Received for publication March 10, 2006; revisions received April 10, 2007; accepted for publication April 16, 2007. * Address for reprints: Lars G. Svensson, MD, PhD, Department of Thoracic and Cardiovascular Surgery, Cleveland Clinic, 9500 Euclid Avenue/Desk F24, Cleveland, OH 44195. (Email: svenssl{at}ccf.org).
Objective: The study objective was to determine whether a right thoracotomy approach increases the risk of mitral valve reoperation.
Methods: Between January of 1993 and January of 2004, 2469 patients with mitral valve disease underwent 2570 reoperations (1508 replacements, 1062 repairs). The approach was median sternotomy in 2444 patients, right thoracotomy in 80 patients, and other in 46 patients. Multivariable logistic regression was used to identify factors associated with median sternotomy versus right thoracotomy, mitral valve repair versus replacement, hospital death, and stroke. Factors favoring median sternotomy (P < .03) included coronary artery bypass grafting (30% vs 2%), aortic valve replacement (39% vs 2%), tricuspid valve repair (27% vs 13%), fewer previous cardiac operations, more recent reoperation, and no prior left internal thoracic artery graft. These factors were used to construct a propensity score for risk-adjusting outcomes.

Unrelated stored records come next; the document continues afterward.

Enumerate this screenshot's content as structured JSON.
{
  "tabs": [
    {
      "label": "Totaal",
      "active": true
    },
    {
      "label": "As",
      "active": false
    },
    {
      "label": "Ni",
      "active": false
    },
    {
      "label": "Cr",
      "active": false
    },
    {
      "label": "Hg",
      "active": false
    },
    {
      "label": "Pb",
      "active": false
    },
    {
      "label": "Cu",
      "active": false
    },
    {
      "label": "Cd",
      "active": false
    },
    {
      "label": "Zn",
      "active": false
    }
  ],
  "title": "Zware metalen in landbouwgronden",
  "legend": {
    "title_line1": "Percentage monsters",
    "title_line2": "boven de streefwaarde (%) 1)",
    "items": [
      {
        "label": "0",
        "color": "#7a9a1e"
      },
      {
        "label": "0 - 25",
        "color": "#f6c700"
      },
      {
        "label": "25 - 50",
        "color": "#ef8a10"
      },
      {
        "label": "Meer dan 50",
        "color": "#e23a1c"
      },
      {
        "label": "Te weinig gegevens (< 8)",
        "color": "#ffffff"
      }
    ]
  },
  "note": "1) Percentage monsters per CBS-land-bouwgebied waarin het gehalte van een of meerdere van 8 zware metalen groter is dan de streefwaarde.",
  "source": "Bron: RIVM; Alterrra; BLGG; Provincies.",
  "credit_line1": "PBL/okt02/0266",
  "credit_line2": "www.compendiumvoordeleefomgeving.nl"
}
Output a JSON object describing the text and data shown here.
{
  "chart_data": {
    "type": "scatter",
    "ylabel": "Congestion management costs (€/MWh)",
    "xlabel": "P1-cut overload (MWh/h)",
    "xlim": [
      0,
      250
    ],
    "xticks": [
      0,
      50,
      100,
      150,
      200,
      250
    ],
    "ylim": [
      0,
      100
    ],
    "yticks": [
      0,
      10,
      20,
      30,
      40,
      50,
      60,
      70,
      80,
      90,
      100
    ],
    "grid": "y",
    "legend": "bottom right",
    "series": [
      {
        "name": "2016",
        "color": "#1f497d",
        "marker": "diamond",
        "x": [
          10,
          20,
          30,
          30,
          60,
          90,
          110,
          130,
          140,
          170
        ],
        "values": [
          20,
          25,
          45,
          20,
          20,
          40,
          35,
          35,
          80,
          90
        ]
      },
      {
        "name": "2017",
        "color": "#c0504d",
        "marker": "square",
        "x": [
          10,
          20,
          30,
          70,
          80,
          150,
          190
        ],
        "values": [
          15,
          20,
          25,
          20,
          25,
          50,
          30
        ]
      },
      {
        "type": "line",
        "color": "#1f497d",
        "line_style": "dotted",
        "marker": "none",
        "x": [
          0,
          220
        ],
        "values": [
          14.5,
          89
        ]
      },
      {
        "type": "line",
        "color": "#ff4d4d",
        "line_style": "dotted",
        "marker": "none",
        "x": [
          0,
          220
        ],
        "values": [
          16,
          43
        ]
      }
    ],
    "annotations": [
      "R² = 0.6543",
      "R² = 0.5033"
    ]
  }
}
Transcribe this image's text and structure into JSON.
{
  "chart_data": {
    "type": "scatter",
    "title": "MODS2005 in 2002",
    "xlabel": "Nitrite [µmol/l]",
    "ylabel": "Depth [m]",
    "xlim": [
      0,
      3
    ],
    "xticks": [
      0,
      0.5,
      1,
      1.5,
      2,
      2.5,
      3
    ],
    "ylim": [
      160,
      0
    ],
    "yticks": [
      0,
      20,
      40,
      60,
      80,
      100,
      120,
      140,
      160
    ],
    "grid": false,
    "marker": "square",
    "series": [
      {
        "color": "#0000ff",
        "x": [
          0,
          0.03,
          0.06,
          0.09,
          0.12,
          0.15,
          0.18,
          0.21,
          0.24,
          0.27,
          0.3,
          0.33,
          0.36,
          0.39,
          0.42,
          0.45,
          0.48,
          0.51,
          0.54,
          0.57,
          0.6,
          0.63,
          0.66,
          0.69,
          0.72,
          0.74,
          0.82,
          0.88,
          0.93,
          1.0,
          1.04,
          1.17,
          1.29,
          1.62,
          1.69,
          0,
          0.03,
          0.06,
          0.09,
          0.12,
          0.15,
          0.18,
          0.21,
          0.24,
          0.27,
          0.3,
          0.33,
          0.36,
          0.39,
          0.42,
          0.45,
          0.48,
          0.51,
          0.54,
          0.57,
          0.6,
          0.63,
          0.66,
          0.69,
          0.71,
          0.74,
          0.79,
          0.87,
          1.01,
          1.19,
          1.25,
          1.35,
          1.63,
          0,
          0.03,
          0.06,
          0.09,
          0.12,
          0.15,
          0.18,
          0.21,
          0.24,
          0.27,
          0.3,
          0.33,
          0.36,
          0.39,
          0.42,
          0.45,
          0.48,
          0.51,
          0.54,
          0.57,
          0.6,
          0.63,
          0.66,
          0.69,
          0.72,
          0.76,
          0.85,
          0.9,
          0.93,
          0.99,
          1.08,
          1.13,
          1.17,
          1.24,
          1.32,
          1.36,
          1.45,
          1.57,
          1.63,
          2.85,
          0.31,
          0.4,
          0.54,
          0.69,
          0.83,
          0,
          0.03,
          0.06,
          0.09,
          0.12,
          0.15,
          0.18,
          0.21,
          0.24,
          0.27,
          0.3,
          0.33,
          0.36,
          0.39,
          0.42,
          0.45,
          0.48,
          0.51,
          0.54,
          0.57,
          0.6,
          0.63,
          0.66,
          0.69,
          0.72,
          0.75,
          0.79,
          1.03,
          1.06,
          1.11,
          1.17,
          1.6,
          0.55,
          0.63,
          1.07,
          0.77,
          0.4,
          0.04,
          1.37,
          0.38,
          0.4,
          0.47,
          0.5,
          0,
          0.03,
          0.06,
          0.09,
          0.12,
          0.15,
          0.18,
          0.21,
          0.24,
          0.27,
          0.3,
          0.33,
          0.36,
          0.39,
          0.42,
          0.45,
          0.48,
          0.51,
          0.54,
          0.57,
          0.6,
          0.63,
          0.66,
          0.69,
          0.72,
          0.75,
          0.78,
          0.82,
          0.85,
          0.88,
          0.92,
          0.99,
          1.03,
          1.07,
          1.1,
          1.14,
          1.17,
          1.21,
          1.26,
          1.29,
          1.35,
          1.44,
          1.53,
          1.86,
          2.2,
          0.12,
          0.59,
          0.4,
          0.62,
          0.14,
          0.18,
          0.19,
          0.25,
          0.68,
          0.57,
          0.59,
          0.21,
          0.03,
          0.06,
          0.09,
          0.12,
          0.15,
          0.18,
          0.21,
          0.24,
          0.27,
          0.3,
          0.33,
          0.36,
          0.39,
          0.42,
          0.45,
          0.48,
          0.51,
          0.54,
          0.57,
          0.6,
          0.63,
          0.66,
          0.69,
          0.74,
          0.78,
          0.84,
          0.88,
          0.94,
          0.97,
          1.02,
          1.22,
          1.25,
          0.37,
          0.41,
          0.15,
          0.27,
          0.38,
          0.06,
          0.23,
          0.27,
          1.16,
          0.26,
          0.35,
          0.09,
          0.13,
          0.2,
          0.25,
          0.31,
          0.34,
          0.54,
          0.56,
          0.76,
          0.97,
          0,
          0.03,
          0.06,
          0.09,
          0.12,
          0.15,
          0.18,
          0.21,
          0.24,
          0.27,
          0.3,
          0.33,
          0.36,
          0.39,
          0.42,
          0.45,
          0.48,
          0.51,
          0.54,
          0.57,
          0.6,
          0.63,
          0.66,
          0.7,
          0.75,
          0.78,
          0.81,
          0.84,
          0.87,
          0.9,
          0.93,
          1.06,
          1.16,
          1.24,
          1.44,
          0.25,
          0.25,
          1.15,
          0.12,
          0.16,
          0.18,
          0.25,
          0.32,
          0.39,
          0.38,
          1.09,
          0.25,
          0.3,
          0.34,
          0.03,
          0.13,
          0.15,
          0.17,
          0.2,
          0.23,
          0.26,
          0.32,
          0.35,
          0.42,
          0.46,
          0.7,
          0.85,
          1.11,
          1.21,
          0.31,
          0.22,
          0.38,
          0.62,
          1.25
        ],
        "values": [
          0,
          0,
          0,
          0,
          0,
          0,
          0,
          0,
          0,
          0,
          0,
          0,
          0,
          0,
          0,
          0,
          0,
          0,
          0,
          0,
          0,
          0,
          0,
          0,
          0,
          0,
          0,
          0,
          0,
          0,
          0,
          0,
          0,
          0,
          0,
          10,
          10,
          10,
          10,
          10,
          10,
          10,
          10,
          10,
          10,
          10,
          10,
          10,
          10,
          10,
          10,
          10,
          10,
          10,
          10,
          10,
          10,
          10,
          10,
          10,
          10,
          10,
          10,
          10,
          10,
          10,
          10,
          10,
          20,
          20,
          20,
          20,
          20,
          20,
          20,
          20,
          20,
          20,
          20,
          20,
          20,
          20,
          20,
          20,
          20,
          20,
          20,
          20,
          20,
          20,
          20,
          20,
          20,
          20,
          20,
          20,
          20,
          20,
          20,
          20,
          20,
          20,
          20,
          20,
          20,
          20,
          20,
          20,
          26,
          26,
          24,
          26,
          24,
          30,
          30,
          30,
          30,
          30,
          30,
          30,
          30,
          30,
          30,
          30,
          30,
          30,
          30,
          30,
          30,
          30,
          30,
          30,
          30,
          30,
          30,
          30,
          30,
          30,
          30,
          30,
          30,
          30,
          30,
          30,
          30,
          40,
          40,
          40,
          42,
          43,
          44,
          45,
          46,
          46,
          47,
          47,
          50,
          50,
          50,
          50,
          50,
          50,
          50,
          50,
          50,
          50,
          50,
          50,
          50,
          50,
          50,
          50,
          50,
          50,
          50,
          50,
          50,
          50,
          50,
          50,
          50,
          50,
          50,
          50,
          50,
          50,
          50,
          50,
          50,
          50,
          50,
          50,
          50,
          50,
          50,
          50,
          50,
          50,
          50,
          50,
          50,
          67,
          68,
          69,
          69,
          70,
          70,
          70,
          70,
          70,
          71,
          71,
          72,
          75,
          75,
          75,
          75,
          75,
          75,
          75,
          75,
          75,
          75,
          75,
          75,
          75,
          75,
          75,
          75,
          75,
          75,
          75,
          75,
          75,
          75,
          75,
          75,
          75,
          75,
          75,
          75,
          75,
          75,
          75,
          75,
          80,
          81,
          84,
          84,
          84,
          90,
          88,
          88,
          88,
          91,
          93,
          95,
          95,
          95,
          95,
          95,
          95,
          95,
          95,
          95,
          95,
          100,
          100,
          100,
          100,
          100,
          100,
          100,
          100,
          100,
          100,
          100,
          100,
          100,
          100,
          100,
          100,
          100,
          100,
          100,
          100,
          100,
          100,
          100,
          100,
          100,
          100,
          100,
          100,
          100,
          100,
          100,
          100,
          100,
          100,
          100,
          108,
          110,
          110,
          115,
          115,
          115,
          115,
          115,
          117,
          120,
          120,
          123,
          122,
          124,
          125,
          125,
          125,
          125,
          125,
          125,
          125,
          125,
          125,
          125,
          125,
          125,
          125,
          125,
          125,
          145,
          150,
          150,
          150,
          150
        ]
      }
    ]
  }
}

Results: Hospital mortality was 6.7% (163/2444) for the median sternotomy approach and 6.3% (5/80) for the thoracotomy approach (P = .9). Risk factors (P < .04) included earlier surgery date, higher New York Heart Association class, emergency operation, multiple reoperations, and mitral valve replacement. Stroke occurred in 66 patients (2.7%) who underwent a median sternotomy and in 6 patients (7.5%) who underwent a thoracotomy (P = .006). Mitral valve replacement (vs repair) was more common in those receiving a thoracotomy (P < .04).
Conclusions: Compared with median sternotomy, right thoracotomy is associated with a higher occurrence of stroke and less frequent mitral valve repair. Specific strategies for conducting the operation should be used to reduce the risk of stroke when right thoracotomy is used for mitral valve reoperation. In most instances, repeat median sternotomy, with its better exposure and greater latitude for concomitant procedures, is preferred.